Review Of The Year: 2011’s pop culture bestsellers
As the year draws to a close, everyone’s talking about the culture that defined 2011. The biggest sellers are familiar to us all – but do they tell us anything about society?
What was your cultural highlight of 2011? Lady Gaga? X Factor? Perhaps Tracey Emin’s latest exhibition? Though not everyone will agree on favourites, with the end of the year comes a clearer picture of 2011’s winners: the biggest sellers in music, film, television and books.
In music, the success story was Adele, who pipped Lady Gaga and Rihanna to the top of the iTunes download charts. In a year that has seen women dominate music as never before, her songwriting is hailed as a beacon of integrity in a world of highly sexualised musical offerings.
In film, special-effects extravaganzas like Pirates of the Caribbean dominated, along with animated family flicks like Cars. Unsurprisingly, Harry Potter and the Deathly Hallows came out on top.
CGI was also profitable, but less child-friendly, in the gaming world. Modern Warfare 3, from the wildly successful Call of Duty franchise, throws players into a terrifying imagining of World War III. Its violence and high body count made it the fastest selling videogame of all time.
The popularity of these big-budget games and films, some say, should be no surprise. When we’re struggling with debt and difficulty, the story goes, we want to escape – whether into a futuristic shoot-em-up or a school of witchcraft and wizardry.

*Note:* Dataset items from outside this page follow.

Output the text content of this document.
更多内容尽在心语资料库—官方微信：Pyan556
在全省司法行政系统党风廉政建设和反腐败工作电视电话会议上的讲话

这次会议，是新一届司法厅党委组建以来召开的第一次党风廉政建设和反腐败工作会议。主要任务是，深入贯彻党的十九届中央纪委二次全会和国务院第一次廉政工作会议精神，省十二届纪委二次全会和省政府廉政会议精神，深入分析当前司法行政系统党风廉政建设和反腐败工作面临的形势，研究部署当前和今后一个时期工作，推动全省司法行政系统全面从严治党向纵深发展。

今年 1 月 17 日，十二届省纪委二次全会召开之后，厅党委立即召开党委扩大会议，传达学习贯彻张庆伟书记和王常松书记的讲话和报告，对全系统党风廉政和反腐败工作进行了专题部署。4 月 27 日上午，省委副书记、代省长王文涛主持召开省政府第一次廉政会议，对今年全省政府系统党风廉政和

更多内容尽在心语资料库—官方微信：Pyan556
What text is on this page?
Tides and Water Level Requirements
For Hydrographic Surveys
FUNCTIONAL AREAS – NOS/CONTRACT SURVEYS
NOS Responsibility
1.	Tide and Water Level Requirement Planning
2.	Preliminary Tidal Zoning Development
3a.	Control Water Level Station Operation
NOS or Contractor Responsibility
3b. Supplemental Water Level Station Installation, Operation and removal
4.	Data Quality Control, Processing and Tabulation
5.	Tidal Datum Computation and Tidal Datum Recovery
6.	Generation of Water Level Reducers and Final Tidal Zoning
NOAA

Television, too, offers us a different kind of fairytale escapism. In the UK, shows like Downton Abbey and The Great British Bake-Off evoke days gone by – the icing, perhaps, on the wedding cake of Kate and William, whose Royal nuptials attracted an estimated two billion viewers around the world.
Through this veil of nostalgia, however, we’ve been seized by more modern fascinations. Amazon’s top selling book was a biography of Steve Jobs, a testament to one of the world’s most innovative businessmen, released just three weeks after his death.
A cultural mirror?
If we want to learn more about ourselves, sociologists say, we would do well to take a peek at the biggest sellers of the year. If people want to watch shows on baking or royalty, for example, they obviously value tradition, and family. And if millions of people share these sentiments, it shows a trend in society which, when considered with current events, like recession or conflict, can tell us a great deal about how the nation is feeling.
Speculation like this, others say, looks far too deeply into popular culture. People enjoy Harry Potter because high-speed broomstick chases are exciting; they watch baking shows because they like cake. People’s need for entertainment does not change: films, books and music are popular because they appeal to this, not some deep, shared sentiment about society’s ills.
- Is popular culture a reflection of society?
- Is popular culture more important than ‘high art’?
- Design your cultural top ten of 2011. Do your selections fit with the year’s most popular – or are they more unusual?
- Research the music that was popular in the 1960s. From listening to it, imagine what society was like then. Do you think your speculation is accurate?
Some People Say...
“If something is popular it is probably rubbish.”
What do you think?
Q & A
- How are top tens like this compiled?
- As the way we consume and purchase media changes, the means of putting together these lists have changed. Books, for example, can be downloaded to e-readers as well as bought; music can be purchased as a CD, downloaded or even streamed. This changes the ratings of films: while the topgrossing film of 2011, for example, was Harry Potter, the most downloaded on iTunes was The Social Network.
- Have any of the big sellers this year beaten records?
- Harry Potter and the Deathly Hallows is now the third top grossing movie of all time, with Avatar at number one. This year’s other offerings don’t even come close: the biggest selling book – at least since records began in 1998 – is Dan Brown’s The Da Vinci Code, while no album has shifted more copies than Michael Jackson’s Thriller, released back in 1982.
- Tracey Emin
- A contemporary artist, whose solo exhibition recently showed at the Hayward Gallery in London. Emin is famous for confessional art – including the crumpled, slept in My Bed – which frequently uses Emin herself as the subject.
- Another word for a wedding. It is distantly related to the word ‘nymph’, a kind of ancient nature goddess.
- The ‘gross box-office income’ of a film is just how much money in total was paid by audiences to see it at the cinema. The ‘net income’ is the gross income after costs of production and publicity have been subtracted.